When I find myself wondering why my summer clothes that prioritize cuteness over comfort seem dustier, I remember how little use they got last summer. In the peak of Covid, comfort was king. My slinky sundresses and stringy bikinis each got one wear at most last summer, while my baggy linen pants and one pieces stretched and curved to the lines of my body.
Not only did lockdown give me permission to buy more sweatpants and lounge shorts, but it saved me from any pressure to hit the gym. Though friends and I coordinated our home yoga schedules, my squats and sit-ups were few and far between. But it hardly mattered in the absence of pool parties and big beach trips. I still didn’t love the fleshy parts of my body I found in the mirror, and I felt guilty about not forcing myself to do home workouts. But during the pandemic it felt easier to brush off my concerns. I said, “I’ll workout when I’m vaccinated,” and that day seemed so far off.
And now I am. After receiving my second Moderna shot last week, I knew I’d have to own up to the promises I’d been making myself for so long. Since the onset of the pandemic, I’ve moved thrice. Gyms in my new city are more expensive and I’m as resistant as ever to the home workout. The tight shorts that I stuffed away last summer seem to be laughing at me this year, as if to say, “I told you so.” On the days of last year that I dared try them on only to discover that they became stubborn around the hips, I could shrug it off with the understanding that one day post-pandemic, I would slip into them comfortably and look better than ever.

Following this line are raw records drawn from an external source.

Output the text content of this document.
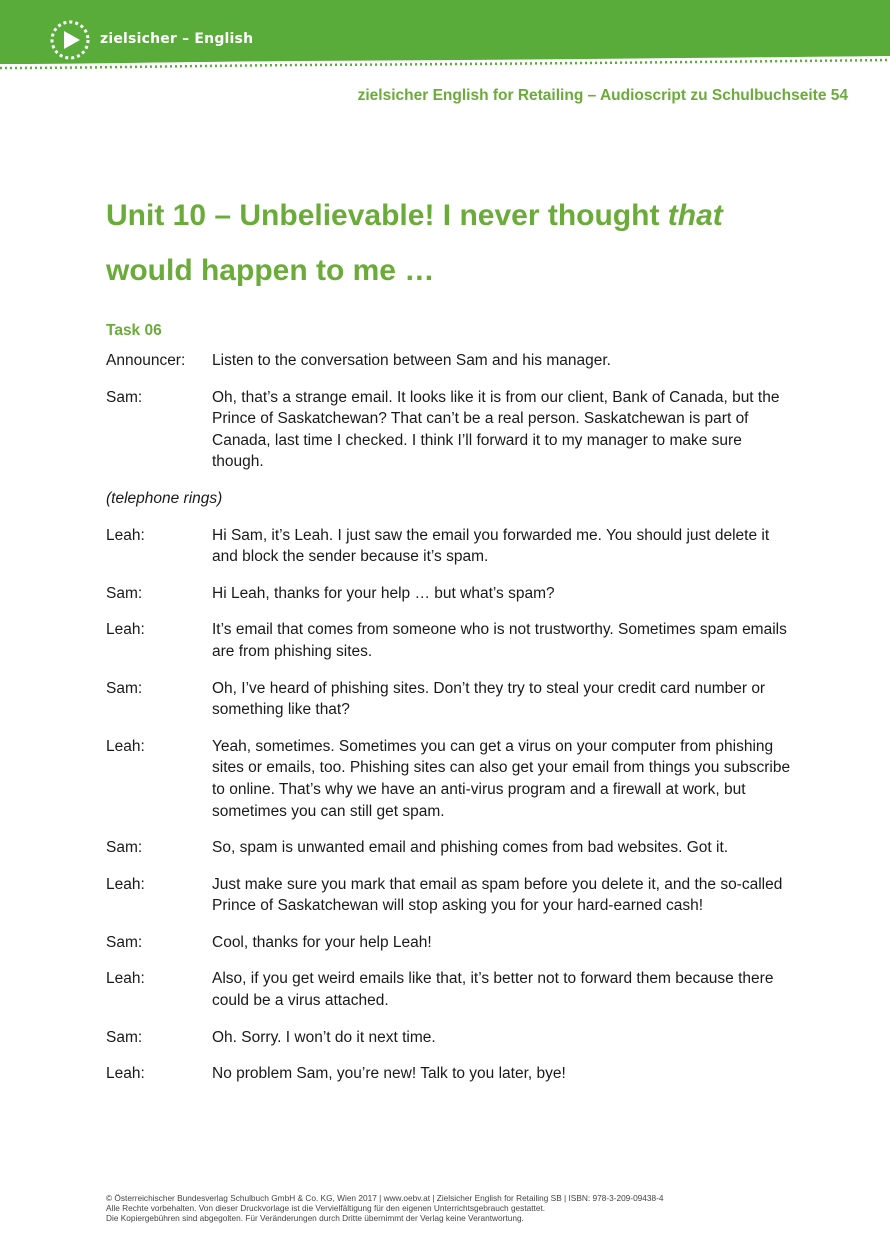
zielsicher – English
zielsicher English for Retailing – Audioscript zu Schulbuchseite 54
Unit 10 – Unbelievable! I never thought that
would happen to me …
Task 06
Announcer:	Listen to the conversation between Sam and his manager.
Sam:	Oh, that’s a strange email. It looks like it is from our client, Bank of Canada, but the Prince of Saskatchewan? That can’t be a real person. Saskatchewan is part of Canada, last time I checked. I think I’ll forward it to my manager to make sure though.
(telephone rings)
Leah:	Hi Sam, it’s Leah. I just saw the email you forwarded me. You should just delete it and block the sender because it’s spam.
Sam:	Hi Leah, thanks for your help … but what’s spam?
Leah:	It’s email that comes from someone who is not trustworthy. Sometimes spam emails are from phishing sites.
Sam:	Oh, I’ve heard of phishing sites. Don’t they try to steal your credit card number or something like that?
Leah:	Yeah, sometimes. Sometimes you can get a virus on your computer from phishing sites or emails, too. Phishing sites can also get your email from things you subscribe to online. That’s why we have an anti-virus program and a firewall at work, but sometimes you can still get spam.
Sam:	So, spam is unwanted email and phishing comes from bad websites. Got it.
Leah:	Just make sure you mark that email as spam before you delete it, and the so-called Prince of Saskatchewan will stop asking you for your hard-earned cash!
Sam:	Cool, thanks for your help Leah!
Leah:	Also, if you get weird emails like that, it’s better not to forward them because there could be a virus attached.
Sam:	Oh. Sorry. I won’t do it next time.
Leah:	No problem Sam, you’re new! Talk to you later, bye!
© Österreichischer Bundesverlag Schulbuch GmbH & Co. KG, Wien 2017 | www.oebv.at | Zielsicher English for Retailing SB | ISBN: 978-3-209-09438-4
Alle Rechte vorbehalten. Von dieser Druckvorlage ist die Vervielfältigung für den eigenen Unterrichtsgebrauch gestattet.
Die Kopiergebühren sind abgegolten. Für Veränderungen durch Dritte übernimmt der Verlag keine Verantwortung.
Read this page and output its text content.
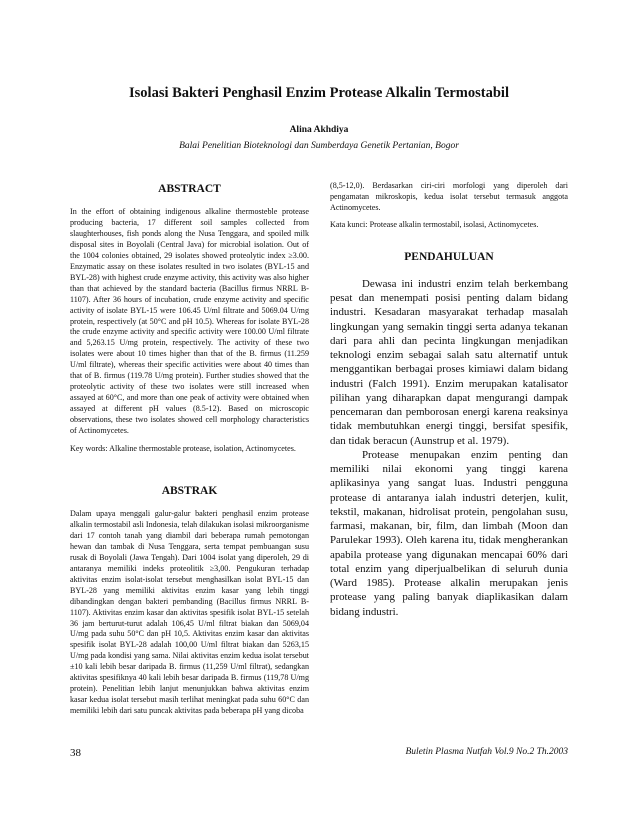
Isolasi Bakteri Penghasil Enzim Protease Alkalin Termostabil
Alina Akhdiya
Balai Penelitian Bioteknologi dan Sumberdaya Genetik Pertanian, Bogor

ABSTRACT

In the effort of obtaining indigenous alkaline thermosteble protease producing bacteria, 17 different soil samples collected from slaughterhouses, fish ponds along the Nusa Tenggara, and spoiled milk disposal sites in Boyolali (Central Java) for microbial isolation. Out of the 1004 colonies obtained, 29 isolates showed proteolytic index ≥3.00. Enzymatic assay on these isolates resulted in two isolates (BYL-15 and BYL-28) with highest crude enzyme activity, this activity was also higher than that achieved by the standard bacteria (Bacillus firmus NRRL B-1107). After 36 hours of incubation, crude enzyme activity and specific activity of isolate BYL-15 were 106.45 U/ml filtrate and 5069.04 U/mg protein, respectively (at 50°C and pH 10.5). Whereas for isolate BYL-28 the crude enzyme activity and specific activity were 100.00 U/ml filtrate and 5,263.15 U/mg protein, respectively. The activity of these two isolates were about 10 times higher than that of the B. firmus (11.259 U/ml filtrate), whereas their specific activities were about 40 times than that of B. firmus (119.78 U/mg protein). Further studies showed that the proteolytic activity of these two isolates were still increased when assayed at 60°C, and more than one peak of activity were obtained when assayed at different pH values (8.5-12). Based on microscopic observations, these two isolates showed cell morphology characteristics of Actinomycetes.

Key words: Alkaline thermostable protease, isolation, Actinomycetes.

ABSTRAK

Dalam upaya menggali galur-galur bakteri penghasil enzim protease alkalin termostabil asli Indonesia, telah dilakukan isolasi mikroorganisme dari 17 contoh tanah yang diambil dari beberapa rumah pemotongan hewan dan tambak di Nusa Tenggara, serta tempat pembuangan susu rusak di Boyolali (Jawa Tengah). Dari 1004 isolat yang diperoleh, 29 di antaranya memiliki indeks proteolitik ≥3,00. Pengukuran terhadap aktivitas enzim isolat-isolat tersebut menghasilkan isolat BYL-15 dan BYL-28 yang memiliki aktivitas enzim kasar yang lebih tinggi dibandingkan dengan bakteri pembanding (Bacillus firmus NRRL B-1107). Aktivitas enzim kasar dan aktivitas spesifik isolat BYL-15 setelah 36 jam berturut-turut adalah 106,45 U/ml filtrat biakan dan 5069,04 U/mg pada suhu 50°C dan pH 10,5. Aktivitas enzim kasar dan aktivitas spesifik isolat BYL-28 adalah 100,00 U/ml filtrat biakan dan 5263,15 U/mg pada kondisi yang sama. Nilai aktivitas enzim kedua isolat tersebut ±10 kali lebih besar daripada B. firmus (11,259 U/ml filtrat), sedangkan aktivitas spesifiknya 40 kali lebih besar daripada B. firmus (119,78 U/mg protein). Penelitian lebih lanjut menunjukkan bahwa aktivitas enzim kasar kedua isolat tersebut masih terlihat meningkat pada suhu 60°C dan memiliki lebih dari satu puncak aktivitas pada beberapa pH yang dicoba

(8,5-12,0). Berdasarkan ciri-ciri morfologi yang diperoleh dari pengamatan mikroskopis, kedua isolat tersebut termasuk anggota Actinomycetes.

Kata kunci: Protease alkalin termostabil, isolasi, Actinomycetes.

PENDAHULUAN

Dewasa ini industri enzim telah berkembang pesat dan menempati posisi penting dalam bidang industri. Kesadaran masyarakat terhadap masalah lingkungan yang semakin tinggi serta adanya tekanan dari para ahli dan pecinta lingkungan menjadikan teknologi enzim sebagai salah satu alternatif untuk menggantikan berbagai proses kimiawi dalam bidang industri (Falch 1991). Enzim merupakan katalisator pilihan yang diharapkan dapat mengurangi dampak pencemaran dan pemborosan energi karena reaksinya tidak membutuhkan energi tinggi, bersifat spesifik, dan tidak beracun (Aunstrup et al. 1979).

Protease menupakan enzim penting dan memiliki nilai ekonomi yang tinggi karena aplikasinya yang sangat luas. Industri pengguna protease di antaranya ialah industri deterjen, kulit, tekstil, makanan, hidrolisat protein, pengolahan susu, farmasi, makanan, bir, film, dan limbah (Moon dan Parulekar 1993). Oleh karena itu, tidak mengherankan apabila protease yang digunakan mencapai 60% dari total enzim yang diperjualbelikan di seluruh dunia (Ward 1985). Protease alkalin merupakan jenis protease yang paling banyak diaplikasikan dalam bidang industri.

38	Buletin Plasma Nutfah Vol.9 No.2 Th.2003
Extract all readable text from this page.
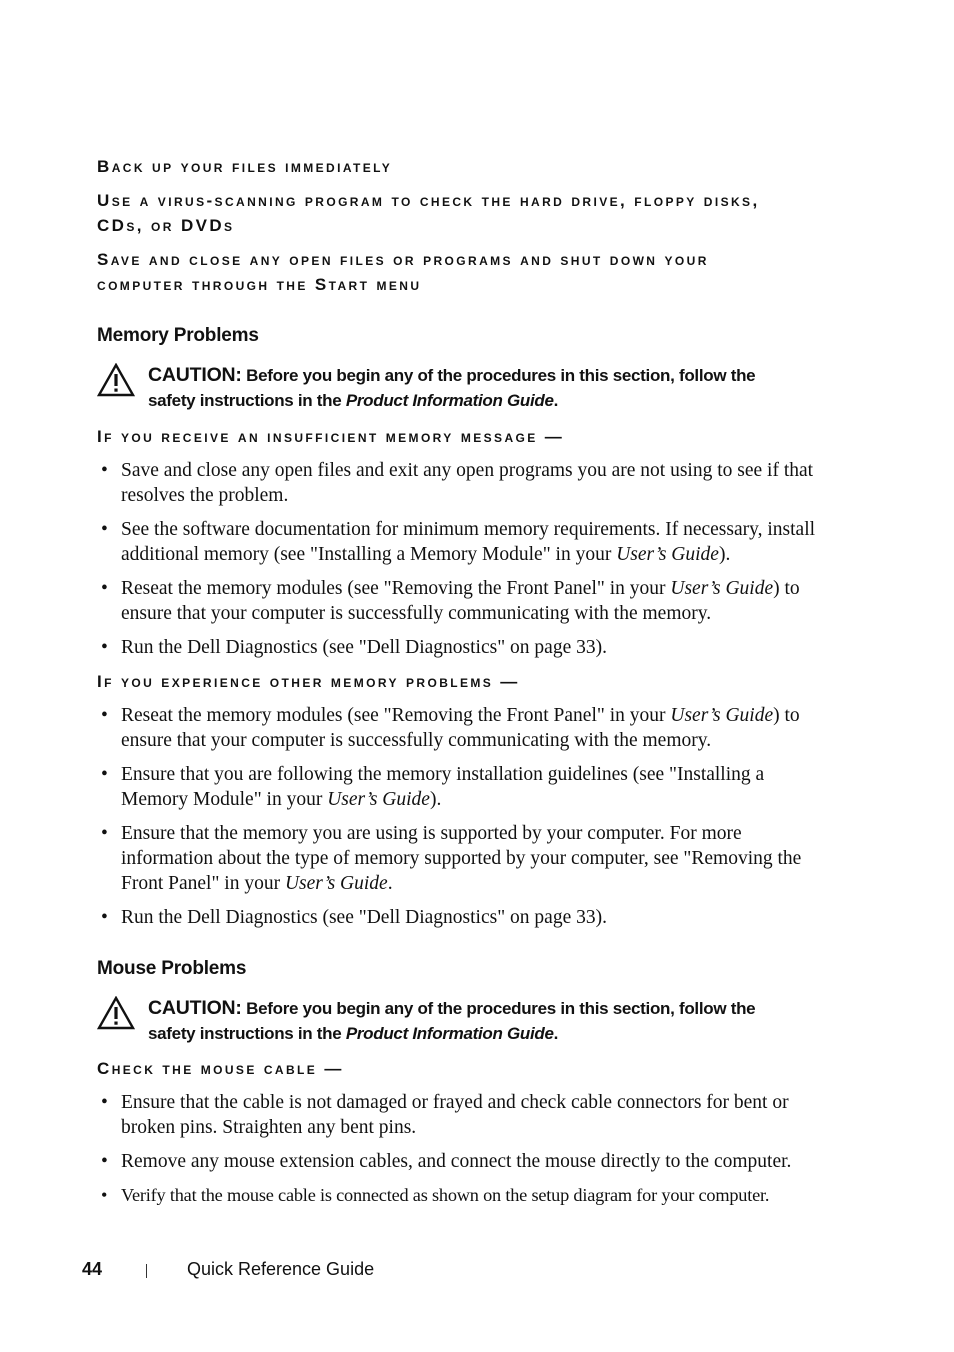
Back up your files immediately

Use a virus-scanning program to check the hard drive, floppy disks,
CDs, or DVDs

Save and close any open files or programs and shut down your
computer through the Start menu

Memory Problems
CAUTION: Before you begin any of the procedures in this section, follow the
safety instructions in the Product Information Guide.

If you receive an insufficient memory message —

• Save and close any open files and exit any open programs you are not using to see if that resolves the problem.
• See the software documentation for minimum memory requirements. If necessary, install additional memory (see "Installing a Memory Module" in your User’s Guide).
• Reseat the memory modules (see "Removing the Front Panel" in your User’s Guide) to ensure that your computer is successfully communicating with the memory.
• Run the Dell Diagnostics (see "Dell Diagnostics" on page 33).

If you experience other memory problems —

• Reseat the memory modules (see "Removing the Front Panel" in your User’s Guide) to ensure that your computer is successfully communicating with the memory.
• Ensure that you are following the memory installation guidelines (see "Installing a Memory Module" in your User’s Guide).
• Ensure that the memory you are using is supported by your computer. For more information about the type of memory supported by your computer, see "Removing the Front Panel" in your User’s Guide.
• Run the Dell Diagnostics (see "Dell Diagnostics" on page 33).
Mouse Problems
CAUTION: Before you begin any of the procedures in this section, follow the
safety instructions in the Product Information Guide.

Check the mouse cable —

• Ensure that the cable is not damaged or frayed and check cable connectors for bent or broken pins. Straighten any bent pins.
• Remove any mouse extension cables, and connect the mouse directly to the computer.
• Verify that the mouse cable is connected as shown on the setup diagram for your computer.
44	Quick Reference Guide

Though it may be worth it to join a gym sometime soon, I will do so with my mental well-being in mind, not my waistline. But the truth is, those shorts don’t deserve me. No amount of squeezing and turns in front of the mirror are worth whatever boost they give my appearance. Much like the jeans that shrunk after I started antidepressants, or the aspirational bread pan I bought for the sourdough I never started, those shorts would do better with a new owner. Let those shorts be a symbol of who I was pre-2020: a person trying to shrink herself to fit into the unrealistic standards impressed upon her. She should be shed; my tummy can stay.